Tout d’abord, l’article de Mickaël Vigne propose une première approche quantitative et comparative à propos de la connaissance et de la pratique des « jeux dangereux » chez les jeunes âgés de 6 à 15 ans. Après la présentation des différents modes opératoires et un questionnement terminologique de l’expression elle-même, il propose une réflexion autour de la sensibilisation des jeunes scolarisés : constitue-t-elle un risque de pratique initiatique ou permet-elle vraiment de limiter les dangers de ces pratiques physiques dangereuses émergentes dans les écoles et autres lieux institutionnels éducatifs ?
S’intéressant de façon spécifique à l’expérience quotidienne d’élèves de CM2 en cours de récréation, Clémence Boxberger saisit au plus près les modalités de construction des justices entre pairs et la place qu’y occupe la violence et le harcèlement. À travers, l’étude des situations litigieuses de l’univers de « l’entre-enfant » ? du moindre désaccord à la dispute violente ?, cette recherche offre une lecture originale des désaccords entre pairs à l’école élémentaire.
De leur côté, Sophie Necker et Sabine Thorez-Hallez étudient des dispositifs de pratique artistique en contexte éducatif (danse contemporaine et théâtre-forum). Ce travail, réalisé à partir de cadres sociologique et didactique, représente une voie d’analyse des leviers et processus en jeu dans la construction d’une relation à soi et à l’autre pacifiée. Il débouche sur des hypothèses prometteuses concernant les mécanismes par lesquels ces pratiques pourraient participer au développement, au maintien et/ou à la restauration d’un climat positif en milieu éducatif.

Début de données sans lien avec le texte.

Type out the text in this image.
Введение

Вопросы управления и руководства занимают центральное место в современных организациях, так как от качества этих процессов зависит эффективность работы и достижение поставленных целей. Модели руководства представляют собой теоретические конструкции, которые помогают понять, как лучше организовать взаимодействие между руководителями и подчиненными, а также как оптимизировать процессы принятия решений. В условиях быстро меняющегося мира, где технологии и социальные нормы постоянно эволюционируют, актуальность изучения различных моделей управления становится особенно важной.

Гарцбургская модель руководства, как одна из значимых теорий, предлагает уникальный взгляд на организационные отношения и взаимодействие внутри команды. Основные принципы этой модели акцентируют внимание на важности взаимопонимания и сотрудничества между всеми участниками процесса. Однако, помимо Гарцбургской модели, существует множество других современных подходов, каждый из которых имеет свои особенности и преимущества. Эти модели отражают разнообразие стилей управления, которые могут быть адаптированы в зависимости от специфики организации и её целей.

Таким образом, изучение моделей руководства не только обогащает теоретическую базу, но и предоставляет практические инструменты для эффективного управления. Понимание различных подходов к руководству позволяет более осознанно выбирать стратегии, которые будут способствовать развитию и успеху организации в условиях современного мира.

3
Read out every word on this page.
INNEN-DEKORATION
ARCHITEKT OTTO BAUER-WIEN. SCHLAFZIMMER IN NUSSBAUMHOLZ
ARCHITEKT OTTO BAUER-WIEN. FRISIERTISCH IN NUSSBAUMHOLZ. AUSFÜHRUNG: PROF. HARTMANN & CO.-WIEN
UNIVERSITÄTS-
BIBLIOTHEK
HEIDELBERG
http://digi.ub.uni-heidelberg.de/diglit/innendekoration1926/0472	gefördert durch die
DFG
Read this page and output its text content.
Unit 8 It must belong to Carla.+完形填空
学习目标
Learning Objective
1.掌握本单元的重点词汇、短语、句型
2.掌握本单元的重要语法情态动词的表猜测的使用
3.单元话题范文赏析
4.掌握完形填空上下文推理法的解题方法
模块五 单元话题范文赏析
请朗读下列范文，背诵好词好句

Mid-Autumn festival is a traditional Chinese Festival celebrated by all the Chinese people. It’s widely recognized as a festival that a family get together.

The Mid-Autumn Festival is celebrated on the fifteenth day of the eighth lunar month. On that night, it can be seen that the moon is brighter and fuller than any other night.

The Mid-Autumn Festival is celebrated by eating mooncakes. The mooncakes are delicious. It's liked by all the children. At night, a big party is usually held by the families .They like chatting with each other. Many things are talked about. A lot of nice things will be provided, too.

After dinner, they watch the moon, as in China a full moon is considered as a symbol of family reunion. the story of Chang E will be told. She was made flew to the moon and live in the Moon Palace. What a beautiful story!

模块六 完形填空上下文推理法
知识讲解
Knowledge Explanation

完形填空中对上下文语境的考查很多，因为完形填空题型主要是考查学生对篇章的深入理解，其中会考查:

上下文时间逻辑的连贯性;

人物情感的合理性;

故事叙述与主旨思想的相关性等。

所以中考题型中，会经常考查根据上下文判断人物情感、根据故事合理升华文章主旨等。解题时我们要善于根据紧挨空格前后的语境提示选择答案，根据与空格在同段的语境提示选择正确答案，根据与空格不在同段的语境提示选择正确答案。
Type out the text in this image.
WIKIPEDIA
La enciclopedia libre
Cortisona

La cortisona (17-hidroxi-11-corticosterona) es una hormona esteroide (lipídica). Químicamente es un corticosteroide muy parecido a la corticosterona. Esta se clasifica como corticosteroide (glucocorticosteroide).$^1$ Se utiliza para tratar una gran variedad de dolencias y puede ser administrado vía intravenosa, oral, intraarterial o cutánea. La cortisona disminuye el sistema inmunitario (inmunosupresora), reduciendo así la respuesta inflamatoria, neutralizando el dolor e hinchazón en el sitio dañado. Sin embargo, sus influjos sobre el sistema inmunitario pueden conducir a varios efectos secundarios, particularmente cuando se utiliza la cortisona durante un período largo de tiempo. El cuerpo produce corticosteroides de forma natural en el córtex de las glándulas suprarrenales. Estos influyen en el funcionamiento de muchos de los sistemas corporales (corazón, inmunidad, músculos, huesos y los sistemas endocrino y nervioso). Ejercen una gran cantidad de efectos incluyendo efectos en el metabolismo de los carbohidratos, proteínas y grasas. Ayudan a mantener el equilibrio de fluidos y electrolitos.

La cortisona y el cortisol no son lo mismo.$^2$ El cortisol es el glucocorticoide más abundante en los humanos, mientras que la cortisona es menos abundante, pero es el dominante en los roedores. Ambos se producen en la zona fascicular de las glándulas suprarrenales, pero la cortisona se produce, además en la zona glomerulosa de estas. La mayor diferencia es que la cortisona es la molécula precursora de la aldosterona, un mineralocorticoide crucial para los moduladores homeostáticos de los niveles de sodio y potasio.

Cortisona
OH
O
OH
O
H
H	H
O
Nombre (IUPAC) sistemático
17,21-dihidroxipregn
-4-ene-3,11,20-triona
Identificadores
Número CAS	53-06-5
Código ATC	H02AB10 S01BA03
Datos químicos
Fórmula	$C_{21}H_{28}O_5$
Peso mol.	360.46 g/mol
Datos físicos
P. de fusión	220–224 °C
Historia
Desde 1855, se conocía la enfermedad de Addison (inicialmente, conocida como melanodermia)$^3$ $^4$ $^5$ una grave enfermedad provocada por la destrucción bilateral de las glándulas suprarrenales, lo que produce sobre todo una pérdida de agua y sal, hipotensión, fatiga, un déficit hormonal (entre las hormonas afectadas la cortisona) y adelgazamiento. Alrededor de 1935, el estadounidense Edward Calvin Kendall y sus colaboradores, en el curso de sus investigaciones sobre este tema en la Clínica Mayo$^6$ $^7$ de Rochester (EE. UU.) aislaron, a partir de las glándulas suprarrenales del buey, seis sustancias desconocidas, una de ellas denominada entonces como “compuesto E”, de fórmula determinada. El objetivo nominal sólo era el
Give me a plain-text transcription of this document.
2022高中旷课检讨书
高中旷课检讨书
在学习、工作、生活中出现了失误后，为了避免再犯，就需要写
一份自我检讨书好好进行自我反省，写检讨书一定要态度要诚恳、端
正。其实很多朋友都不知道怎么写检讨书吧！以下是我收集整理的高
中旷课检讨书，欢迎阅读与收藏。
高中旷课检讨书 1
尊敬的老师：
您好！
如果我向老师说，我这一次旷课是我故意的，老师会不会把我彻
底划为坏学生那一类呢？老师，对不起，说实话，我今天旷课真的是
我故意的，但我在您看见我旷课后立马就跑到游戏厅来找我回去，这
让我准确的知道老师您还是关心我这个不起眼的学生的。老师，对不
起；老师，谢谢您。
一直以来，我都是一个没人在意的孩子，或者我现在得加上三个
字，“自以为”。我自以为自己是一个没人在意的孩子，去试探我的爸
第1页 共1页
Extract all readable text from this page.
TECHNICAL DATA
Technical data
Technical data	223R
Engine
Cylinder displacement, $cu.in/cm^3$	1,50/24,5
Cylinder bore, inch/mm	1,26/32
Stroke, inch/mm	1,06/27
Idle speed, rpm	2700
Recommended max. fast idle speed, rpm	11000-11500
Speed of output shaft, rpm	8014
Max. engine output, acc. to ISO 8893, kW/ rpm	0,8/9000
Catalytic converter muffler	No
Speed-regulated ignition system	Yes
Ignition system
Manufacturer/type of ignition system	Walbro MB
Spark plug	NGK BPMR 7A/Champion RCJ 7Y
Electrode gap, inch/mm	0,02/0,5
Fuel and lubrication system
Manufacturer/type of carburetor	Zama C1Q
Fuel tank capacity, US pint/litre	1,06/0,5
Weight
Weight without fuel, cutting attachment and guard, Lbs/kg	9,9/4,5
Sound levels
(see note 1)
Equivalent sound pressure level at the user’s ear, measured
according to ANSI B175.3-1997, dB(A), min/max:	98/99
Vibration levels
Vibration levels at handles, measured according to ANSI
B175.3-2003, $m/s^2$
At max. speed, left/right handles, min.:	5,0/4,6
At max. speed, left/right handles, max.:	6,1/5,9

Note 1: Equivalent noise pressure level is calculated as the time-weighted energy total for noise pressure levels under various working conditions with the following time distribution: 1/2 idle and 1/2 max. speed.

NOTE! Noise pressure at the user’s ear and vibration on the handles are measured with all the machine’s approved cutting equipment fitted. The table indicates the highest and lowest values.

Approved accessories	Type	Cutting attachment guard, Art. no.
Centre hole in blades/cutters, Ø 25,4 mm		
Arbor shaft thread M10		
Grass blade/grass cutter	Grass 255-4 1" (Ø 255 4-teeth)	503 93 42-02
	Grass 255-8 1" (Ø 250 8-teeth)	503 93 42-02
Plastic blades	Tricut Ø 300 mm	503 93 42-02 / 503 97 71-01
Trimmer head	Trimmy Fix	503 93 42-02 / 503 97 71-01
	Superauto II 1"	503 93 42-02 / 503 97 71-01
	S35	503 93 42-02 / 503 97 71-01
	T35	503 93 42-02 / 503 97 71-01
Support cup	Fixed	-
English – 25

Les trois derniers articles examinent des problématiques communes à l’ensemble de la communauté éducative que ce soit dans le rapport des élèves à l’école, dans l’accompagnement de l’évolution des pratiques des adultes ou celui d’un partenaire peu connu ou reconnu, le médecin scolaire :
La recherche présentée par Gendron et al. se donne pour objectif d’identifier les facteurs pouvant influencer le rapport à l’école chez des jeunes québécois âgés de 10 à 17 ans à partir du concept de persévérance scolaire. En fonction des différents profils, les perceptions des élèves sont analysées pour mettre à jour les éléments favorisant la construction d’un rapport positif à l’école et de leur niveau d’engagement ainsi que les facteurs qui fragilisent face à l’obtention d’un diplôme. Résolument tournée vers les adultes, la recherche-action menée durant deux ans par Laurence Bergugnat et Sylvie Barbier, auprès d’une équipe éducative en collège, révèle comment l’évolution des pratiques dans le travail éducatif et pédagogique auprès des élèves peut être accompagnée, celle-ci facilitant les réussites des personnels et des élèves. Elles démontrent que l’intervention en milieu scolaire peut, en développant un accompagnement spécifique, participer à la construction de savoir-en-actes, en coopération avec tous les acteurs de l’établissement. En tant que médecin de santé scolaire, Caroline Genet fait le constat que depuis bientôt 10 ans, les mentalités autour de la prise en charge des élèves en situation de handicap ont considérablement évolué et, par contrecoup, la prise en compte des autres élèves à besoins particuliers également (troubles des apprentissages, souffrance psychique, troubles du comportement, etc.). Les discours recueillis lors de l’analyse de trois situations, issues de l’observation, révèlent combien l’exercice reste parfois difficile pour les enseignants confrontés à des élèves déroutants, agités et/ou violents. Il s’agit donc de dégager des pistes visant à améliorer en équipe, la prise en charge de ces élèves d’un abord difficile et à faciliter la tâche de ces enseignants désorientés.
Les contributions à ce numéro spécial sont le reflet de questionnements et de problématiques de recherches actuelles qui, loin de clôturer les débats, forment le vœu de stimuler la recherche pour une invitation toujours renouvelée à la réflexion et parfois à l’action.